Program on Science, Technology and Society at Harvard

Harvard Kennedy School of Government | Harvard University
Onur Özgöde

Onur Özgöde

oo2002 (at) columbia.edu

Onur Özgöde is an economic sociologist whose work lies at the intersection of science and technology studies (STS), sociology of expertise, American political development, and history of economic thought and political economy. He is interested in how economic expertise forms co-produces the state and the economy and, with it, socio-economic problems, such as systemic risk in financial systems, climate change, and inequality, that are produced by markets but cannot be addressed through market-based governance strategies. Onur joined the Program in Science, Technology, and Society as a Senior Research Fellow in the summer of 2020 to work on the US economic response to the Covid-19 pandemic as part of the Comparative Covid Response: Crisis, Knowledge, Politics (CompCoRe) project, led by Sheila Jasanoff and Stephen Hilgartner, Cornell University. 

Onur is currently completing a book project on the emergence of systemic risk in finance since the 1970s, titled Fractals of Governance: The Emergence of Systemic Risk as a Limit of Macroeconomic Governance (under contract with the MIT University Press). Fractals of Governance examines the rise and transformation of the American macroeconomic state between the early 1920s and 2010 as a domain of economic expertise. This domain, the book argues, was built out of apparatuses (dispositifs) that not only construct “the economy” as a statistical interface between the state and the market, but also format this governmental entity as a vulnerable system, prone to the risk of systemic collapse. Tracing how different groups of experts, located in different parts of the American state, tried to reduce this risk without undermining economic freedoms and growth, Fractals of Governance establishes that although the concept of “systemic risk” was coined in the early 1980s by financial regulators, the problem it signifies is at once old and new. It is old, because it points to the systemic tendencies of capitalism to amplify local problems in different economic units and sectors to system-wide crises. Yet, it is also new, because it denotes the remapping of these tendencies onto a financial ontology in the 1970s. This mutation occurred as the fiscal and central planning apparatuses, created between the Great Depression and the Korean War, failed to reign in the postwar economic problems—inflation and dwindling growth. As a pragmatic remedy, a new group of economists, trained in monetary macroeconomics, assembled a new macroeconomic apparatus out of monetary policy instruments and key financial markets and thereby turned the Federal Reserve into the commanding height of the American economy.
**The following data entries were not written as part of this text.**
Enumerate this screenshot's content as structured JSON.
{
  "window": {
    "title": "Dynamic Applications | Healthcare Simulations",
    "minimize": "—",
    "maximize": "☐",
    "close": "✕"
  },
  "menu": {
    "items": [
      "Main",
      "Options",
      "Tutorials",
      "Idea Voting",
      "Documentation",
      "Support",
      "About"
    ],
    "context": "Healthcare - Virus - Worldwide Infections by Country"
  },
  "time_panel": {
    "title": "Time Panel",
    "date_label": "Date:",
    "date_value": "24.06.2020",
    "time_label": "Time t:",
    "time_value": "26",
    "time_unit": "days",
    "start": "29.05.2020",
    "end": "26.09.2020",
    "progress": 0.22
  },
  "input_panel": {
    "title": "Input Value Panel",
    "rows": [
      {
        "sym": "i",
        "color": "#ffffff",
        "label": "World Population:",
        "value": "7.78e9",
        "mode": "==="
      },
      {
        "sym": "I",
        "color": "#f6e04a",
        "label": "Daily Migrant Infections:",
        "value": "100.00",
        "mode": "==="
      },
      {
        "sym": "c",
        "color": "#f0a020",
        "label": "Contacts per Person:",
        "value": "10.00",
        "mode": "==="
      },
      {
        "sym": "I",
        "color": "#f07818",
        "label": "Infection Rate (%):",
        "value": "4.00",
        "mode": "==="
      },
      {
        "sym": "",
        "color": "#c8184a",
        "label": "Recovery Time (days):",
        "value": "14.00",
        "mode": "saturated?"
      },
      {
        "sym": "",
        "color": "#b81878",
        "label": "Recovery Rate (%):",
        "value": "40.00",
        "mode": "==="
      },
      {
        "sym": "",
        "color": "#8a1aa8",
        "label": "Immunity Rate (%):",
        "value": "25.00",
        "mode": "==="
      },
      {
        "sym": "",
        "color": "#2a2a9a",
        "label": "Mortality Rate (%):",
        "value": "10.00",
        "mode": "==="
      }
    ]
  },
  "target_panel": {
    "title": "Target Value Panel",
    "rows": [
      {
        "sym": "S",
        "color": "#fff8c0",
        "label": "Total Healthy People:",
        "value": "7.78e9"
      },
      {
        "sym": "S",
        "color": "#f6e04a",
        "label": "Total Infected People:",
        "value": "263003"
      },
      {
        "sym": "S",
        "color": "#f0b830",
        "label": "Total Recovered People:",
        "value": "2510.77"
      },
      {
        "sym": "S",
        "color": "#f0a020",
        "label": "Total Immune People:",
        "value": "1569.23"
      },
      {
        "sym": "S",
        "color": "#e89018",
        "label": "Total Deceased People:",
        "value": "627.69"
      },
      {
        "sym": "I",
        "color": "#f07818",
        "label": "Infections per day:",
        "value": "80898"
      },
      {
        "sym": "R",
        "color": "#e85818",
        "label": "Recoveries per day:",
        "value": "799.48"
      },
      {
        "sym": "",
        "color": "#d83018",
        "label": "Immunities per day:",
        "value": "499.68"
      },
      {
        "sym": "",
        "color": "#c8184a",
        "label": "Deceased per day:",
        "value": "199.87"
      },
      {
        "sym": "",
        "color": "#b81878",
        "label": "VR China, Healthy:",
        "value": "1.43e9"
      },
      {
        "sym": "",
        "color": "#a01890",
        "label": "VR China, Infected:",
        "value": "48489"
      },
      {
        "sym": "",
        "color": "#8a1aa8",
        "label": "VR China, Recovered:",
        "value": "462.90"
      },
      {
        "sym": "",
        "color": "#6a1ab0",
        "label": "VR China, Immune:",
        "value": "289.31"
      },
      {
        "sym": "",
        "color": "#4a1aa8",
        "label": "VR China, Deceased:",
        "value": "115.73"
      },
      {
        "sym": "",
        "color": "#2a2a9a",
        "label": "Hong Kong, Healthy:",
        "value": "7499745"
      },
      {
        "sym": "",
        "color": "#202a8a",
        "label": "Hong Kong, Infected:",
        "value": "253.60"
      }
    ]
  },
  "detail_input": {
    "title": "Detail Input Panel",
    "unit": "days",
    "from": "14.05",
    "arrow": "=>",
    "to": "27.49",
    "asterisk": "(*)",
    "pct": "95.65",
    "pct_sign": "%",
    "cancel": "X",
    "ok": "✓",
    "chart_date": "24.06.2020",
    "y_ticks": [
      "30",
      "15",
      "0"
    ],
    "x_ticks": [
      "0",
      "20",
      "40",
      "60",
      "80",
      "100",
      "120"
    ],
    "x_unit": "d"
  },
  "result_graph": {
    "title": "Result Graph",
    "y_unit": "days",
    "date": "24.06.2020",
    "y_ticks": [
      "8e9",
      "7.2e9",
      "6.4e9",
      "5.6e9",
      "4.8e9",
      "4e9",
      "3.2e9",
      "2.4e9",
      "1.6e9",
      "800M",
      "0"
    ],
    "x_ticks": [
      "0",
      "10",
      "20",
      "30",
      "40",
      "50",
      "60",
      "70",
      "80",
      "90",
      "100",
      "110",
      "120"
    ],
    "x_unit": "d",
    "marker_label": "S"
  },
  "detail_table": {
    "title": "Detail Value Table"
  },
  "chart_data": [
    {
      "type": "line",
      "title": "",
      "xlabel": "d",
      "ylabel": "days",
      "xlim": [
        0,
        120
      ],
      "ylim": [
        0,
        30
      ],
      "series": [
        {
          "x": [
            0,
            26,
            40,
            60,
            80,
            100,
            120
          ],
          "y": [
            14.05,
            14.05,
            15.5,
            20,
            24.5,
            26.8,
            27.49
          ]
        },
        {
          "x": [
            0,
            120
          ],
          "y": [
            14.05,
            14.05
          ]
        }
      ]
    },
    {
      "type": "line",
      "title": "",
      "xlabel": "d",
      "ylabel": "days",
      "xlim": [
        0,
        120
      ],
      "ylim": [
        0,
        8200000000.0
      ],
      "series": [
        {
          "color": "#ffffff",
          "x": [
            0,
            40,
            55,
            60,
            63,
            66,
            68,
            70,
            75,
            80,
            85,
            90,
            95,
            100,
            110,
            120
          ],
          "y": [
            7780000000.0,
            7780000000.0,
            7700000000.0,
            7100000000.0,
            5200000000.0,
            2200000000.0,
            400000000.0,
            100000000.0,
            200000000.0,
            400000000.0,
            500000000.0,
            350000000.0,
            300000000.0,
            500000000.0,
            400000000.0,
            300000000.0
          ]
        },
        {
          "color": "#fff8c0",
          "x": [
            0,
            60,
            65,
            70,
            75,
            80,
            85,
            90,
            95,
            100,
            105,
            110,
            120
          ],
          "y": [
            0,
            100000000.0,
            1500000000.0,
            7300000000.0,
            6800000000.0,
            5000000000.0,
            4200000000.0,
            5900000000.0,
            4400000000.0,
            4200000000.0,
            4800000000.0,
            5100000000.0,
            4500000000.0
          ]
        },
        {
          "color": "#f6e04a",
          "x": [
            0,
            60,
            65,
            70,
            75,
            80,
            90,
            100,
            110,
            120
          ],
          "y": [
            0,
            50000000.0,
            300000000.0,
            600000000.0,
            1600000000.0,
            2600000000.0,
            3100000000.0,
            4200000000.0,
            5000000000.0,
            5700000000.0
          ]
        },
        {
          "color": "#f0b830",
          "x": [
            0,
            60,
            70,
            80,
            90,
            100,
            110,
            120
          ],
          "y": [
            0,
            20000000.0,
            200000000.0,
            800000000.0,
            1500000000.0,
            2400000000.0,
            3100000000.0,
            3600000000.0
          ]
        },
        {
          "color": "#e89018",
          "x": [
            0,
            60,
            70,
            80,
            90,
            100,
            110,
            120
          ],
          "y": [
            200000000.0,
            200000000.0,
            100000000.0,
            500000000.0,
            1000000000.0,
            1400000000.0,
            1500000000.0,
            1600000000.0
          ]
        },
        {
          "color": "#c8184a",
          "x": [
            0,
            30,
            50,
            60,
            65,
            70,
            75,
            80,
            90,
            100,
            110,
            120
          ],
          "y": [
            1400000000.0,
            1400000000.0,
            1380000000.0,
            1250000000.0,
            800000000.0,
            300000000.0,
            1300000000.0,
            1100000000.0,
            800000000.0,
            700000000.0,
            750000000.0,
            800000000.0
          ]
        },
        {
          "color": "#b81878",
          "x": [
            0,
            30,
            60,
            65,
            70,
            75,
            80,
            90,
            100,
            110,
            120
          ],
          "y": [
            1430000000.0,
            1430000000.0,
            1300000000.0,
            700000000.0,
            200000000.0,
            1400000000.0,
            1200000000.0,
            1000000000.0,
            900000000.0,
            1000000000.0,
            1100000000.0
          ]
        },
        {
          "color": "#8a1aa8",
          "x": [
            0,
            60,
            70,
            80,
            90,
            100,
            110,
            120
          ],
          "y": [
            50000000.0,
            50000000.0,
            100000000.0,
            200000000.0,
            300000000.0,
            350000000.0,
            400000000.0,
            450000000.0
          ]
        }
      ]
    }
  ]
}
In a paper published in History of Political Economy, Onur showed how the national income and product statistics, most notably GDP, was invented as part of the effort to construct a statistical interface between the economy and the market in the interwar period by an emergent coalition of institutional and macro-economists as well as their allies within the American bureaucracy and the political field. A forthcoming article in Socio-Economic Review, The Emergence of Systemic Risk: The Federal Reserve, Bailouts, and the Limits of Monetary Government, delineates the remapping of systemic risk onto finance. In this piece, Onur finds that the rise of systemic risk in its contemporary form—as the risk that failure of one financial institution can trigger the collapse of others and if unchecked, the financial system and eventually the entire economy—was the consequence of a co-productive process within which the construction of the monetary apparatus resulted in the transformation of not only the global financial system but also the American economy at large.

Previously, Onur was a Visiting Assistant Professor in the Department of Sociology at Northwestern University. He has also held postdoctoral fellowships at Northwestern and Duke Universities as well as the Harvard Law School’s Institute for Global Law and Policy. Onur received his Ph.D. and B.S. from the Departments of Sociology and Industrial Engineering and Operations Research at Columbia University.